Subspecies E. c. peruviana is very similar to the nominate but their lower breast has a yellowish green tinge giving a gradual transition from the gray breast to the yellow-green belly. Subspecies E. c. venezuelana is known well only from the holotype, a female. Its nape and upper back are darker than the nominate's, its throat whiter, and its belly a paler yellow. E. c. guianensis has a darker and richer olive back than the nominate, with brighter yellow on the wing coverts.
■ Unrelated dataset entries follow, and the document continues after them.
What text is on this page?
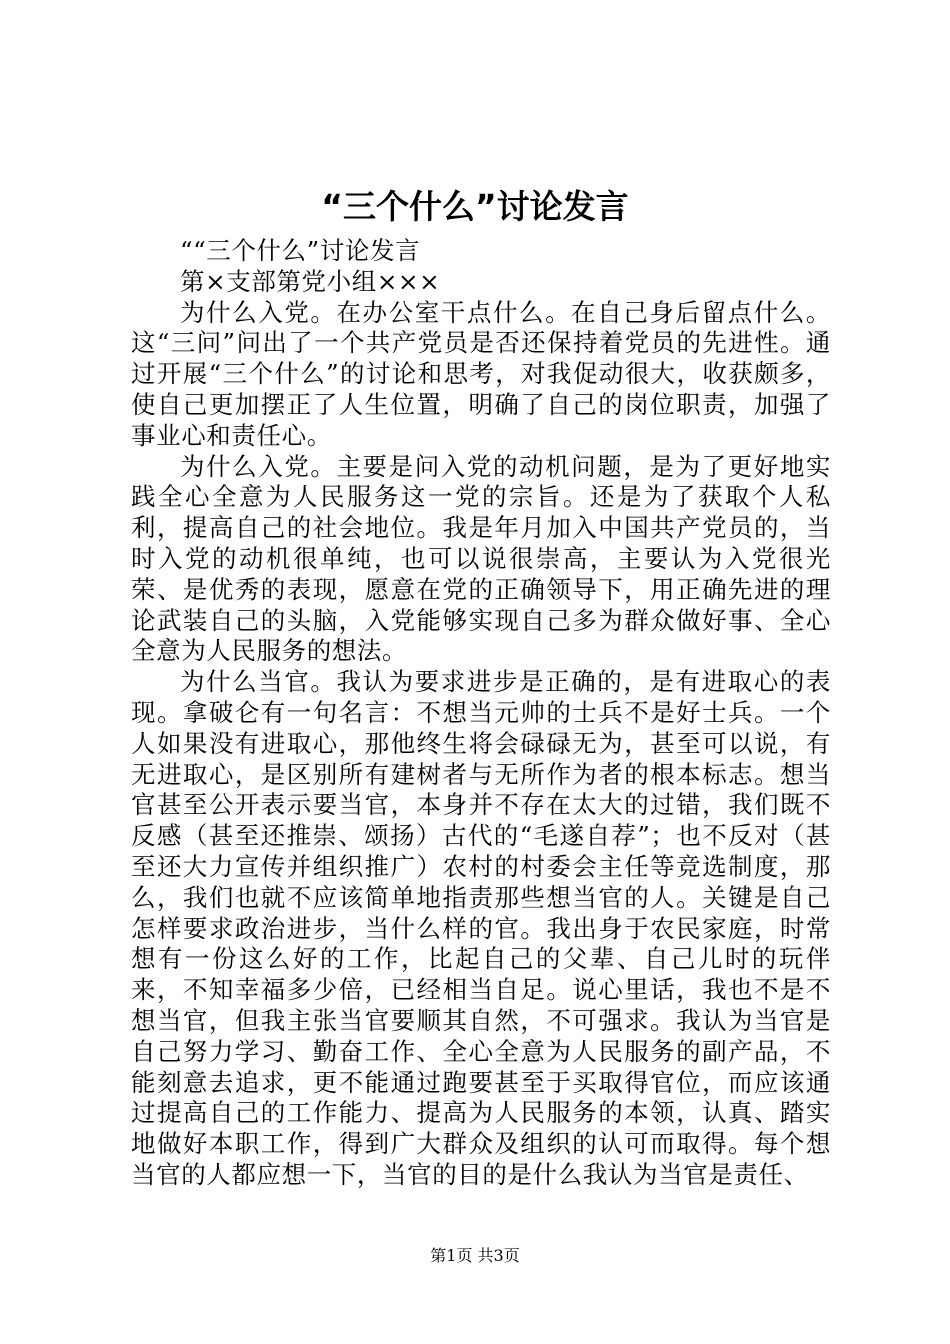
“三个什么”讨论发言

““三个什么”讨论发言

第×支部第党小组×××

为什么入党。在办公室干点什么。在自己身后留点什么。这“三问”问出了一个共产党员是否还保持着党员的先进性。通过开展“三个什么”的讨论和思考，对我促动很大，收获颇多，使自己更加摆正了人生位置，明确了自己的岗位职责，加强了事业心和责任心。

为什么入党。主要是问入党的动机问题，是为了更好地实践全心全意为人民服务这一党的宗旨。还是为了获取个人私利，提高自己的社会地位。我是年月加入中国共产党员的，当时入党的动机很单纯，也可以说很崇高，主要认为入党很光荣、是优秀的表现，愿意在党的正确领导下，用正确先进的理论武装自己的头脑，入党能够实现自己多为群众做好事、全心全意为人民服务的想法。

为什么当官。我认为要求进步是正确的，是有进取心的表现。拿破仑有一句名言：不想当元帅的士兵不是好士兵。一个人如果没有进取心，那他终生将会碌碌无为，甚至可以说，有无进取心，是区别所有建树者与无所作为者的根本标志。想当官甚至公开表示要当官，本身并不存在太大的过错，我们既不反感（甚至还推崇、颂扬）古代的“毛遂自荐”；也不反对（甚至还大力宣传并组织推广）农村的村委会主任等竞选制度，那么，我们也就不应该简单地指责那些想当官的人。关键是自己怎样要求政治进步，当什么样的官。我出身于农民家庭，时常想有一份这么好的工作，比起自己的父辈、自己儿时的玩伴来，不知幸福多少倍，已经相当自足。说心里话，我也不是不想当官，但我主张当官要顺其自然，不可强求。我认为当官是自己努力学习、勤奋工作、全心全意为人民服务的副产品，不能刻意去追求，更不能通过跑要甚至于买取得官位，而应该通过提高自己的工作能力、提高为人民服务的本领，认真、踏实地做好本职工作，得到广大群众及组织的认可而取得。每个想当官的人都应想一下，当官的目的是什么我认为当官是责任、

第1页 共3页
==Distribution and habitat==

The rufous-rumped antwren has a highly disjunct distribution. The nominate subspecies is by far the most widespread and has several separate populations. The northernmost is found on the eastern slope of the Cordillera de Talamanca in Costa Rica and Panama. The others are found in the Serranía del Darién and Santander department, south on the west slope of the Andes into Ecuador as far as El Oro Province, and on the east slope of the Andes from Sucumbíos Province in Ecuador south into northern Peru's Cajamarca and Amazonas departments. Subspecies E. c. peruviana is found south of the Marañón River in central and southeastern Peru between the departments of San Martín and Cuzco. E. c. venezuelana is found in the Serranía del Perijá that straddles the Colombia-Venezuela border and in the Andes of the Venezuelan states of Mérida and Barinas. E. c. guianensis is found in southern Guyana, central Suriname, and central French Guiana.
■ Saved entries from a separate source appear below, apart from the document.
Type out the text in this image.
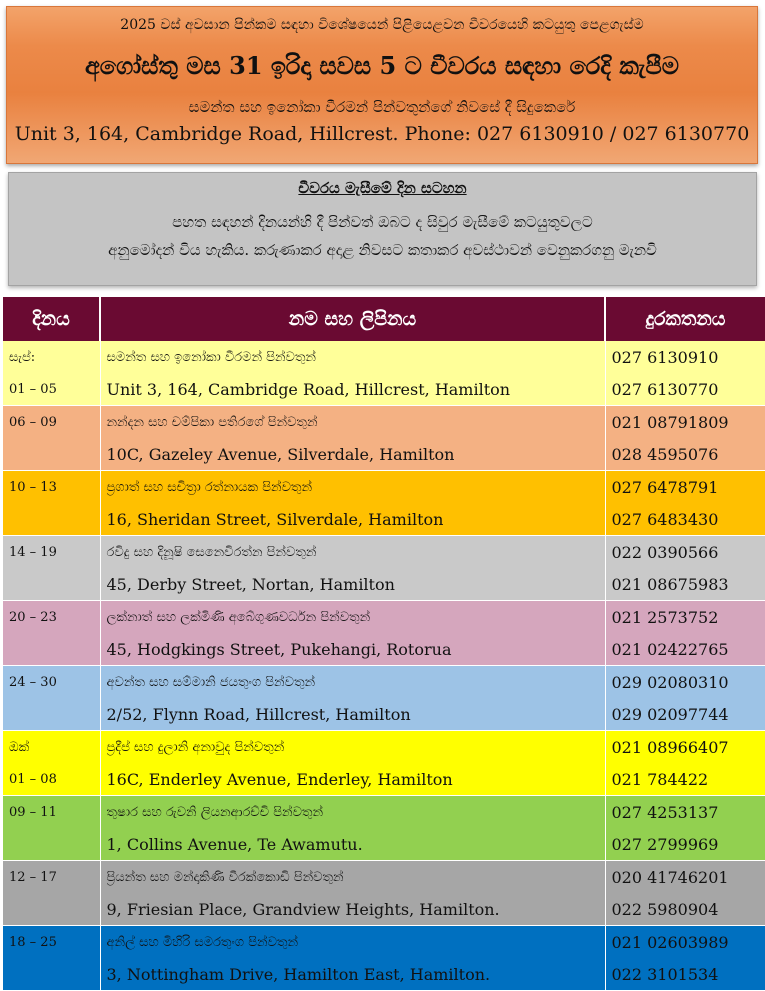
2025 වස් අවසාන පින්කම සඳහා විශේෂයෙන් පිළියෙළවන චීවරයෙහි කටයුතු පෙළගැස්ම
අගෝස්තු මස 31 ඉරිදා සවස 5 ට චීවරය සඳහා රෙදි කැපීම
සමන්ත සහ ඉනෝකා වීරමන් පින්වතුන්ගේ නිවසේ දී සිදුකෙරේ
Unit 3, 164, Cambridge Road, Hillcrest. Phone: 027 6130910 / 027 6130770
චීවරය මැසීමේ දින සටහන
පහත සඳහන් දිනයන්හි දී පින්වත් ඔබට ද සිවුර මැසීමේ කටයුතුවලට
අනුමෝදන් විය හැකිය. කරුණාකර අදාළ නිවසට කතාකර අවස්ථාවන් වෙනුකරගනු මැනවි
දිනය	නම සහ ලිපිනය	දුරකතනය
සැප්:	සමන්ත සහ ඉනෝකා වීරමන් පින්වතුන්	027 6130910
01 – 05	Unit 3, 164, Cambridge Road, Hillcrest, Hamilton	027 6130770
06 – 09	නන්දන සහ චම්පිකා පතිරගේ පින්වතුන්	021 08791809
	10C, Gazeley Avenue, Silverdale, Hamilton	028 4595076
10 – 13	ප්‍රගාත් සහ සචිත්‍රා රත්නායක පින්වතුන්	027 6478791
	16, Sheridan Street, Silverdale, Hamilton	027 6483430
14 – 19	රවිදු සහ දිනූෂි සෙනෙවිරත්න පින්වතුන්	022 0390566
	45, Derby Street, Nortan, Hamilton	021 08675983
20 – 23	ලක්නාත් සහ ලක්මිණි අබේගුණවර්ධන පින්වතුන්	021 2573752
	45, Hodgkings Street, Pukehangi, Rotorua	021 02422765
24 – 30	අවන්ත සහ සම්මානි ජයතුංග පින්වතුන්	029 02080310
	2/52, Flynn Road, Hillcrest, Hamilton	029 02097744
ඔක්	ප්‍රදීප් සහ දුලානි අනාවුද පින්වතුන්	021 08966407
01 – 08	16C, Enderley Avenue, Enderley, Hamilton	021 784422
09 – 11	තුෂාර සහ රුවනි ලියනආරච්චි පින්වතුන්	027 4253137
	1, Collins Avenue, Te Awamutu.	027 2799969
12 – 17	ප්‍රියන්ත සහ මන්දාකිණි වීරක්කොඩි පින්වතුන්	020 41746201
	9, Friesian Place, Grandview Heights, Hamilton.	022 5980904
18 – 25	අනිල් සහ මිහිරි සමරතුංග පින්වතුන්	021 02603989
	3, Nottingham Drive, Hamilton East, Hamilton.	022 3101534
The rufous-rumped antwren inhabits the interior and edges of humid foothill and montane forest. In elevation it ranges between 700 and 1200 m in Costa Rica, between 700 and 2500 m in Colombia, and between 900 and 1800 m in Ecuador. In most of Peru it ranges between 1050 and 2000 m but occurs between 750 and 1000 m in Cuzco.

==Behavior==
===Movement===

The rufous-rumped antwren is a year-round resident throughout its range.

===Feeding===

The rufous-rumped antwren feeds on arthropods, though details of its diet are lacking. It typically forages in pairs that usually join mixed-species feeding flocks. It forages almost entirely in the forest canopy, acrobatically gleaning prey from leaves and sticks.

===Breeding===

The rufous-rumped antwren's breeding season in Costa Rica appears to be from February through May. Nothing else is known about its breeding biology.

===Vocalization===

The rufous-rumped antwren's song is described as "a rapidly uttered, high-pitched tsii-tsii-tsi-tsi-titititititititi that accelerates into a fast chipper or trill" and similarly as "an accelerating, rising series of high, thin notes ending in a falling, chippering trill: tew tew-tew-ti-ti-ti't't't't't't'ti". Its calls include "high tsi and ti notes".

==Status==

The IUCN has assessed the rufous-rumped antwren as being of Least Concern. It has a very large range and an estimated population of at least 50,000 mature individuals, though the latter is believed to be decreasing. No immediate threats have been identified. It is considered rare in Costa Rica and uncommon in Colombia, Ecuador, and Peru. "There are no quantitative data on human effects on Rufous-rumped Antwren, but throughout its range it is vulnerable to habitat loss or degradation by human activities such as forest clearing for agriculture."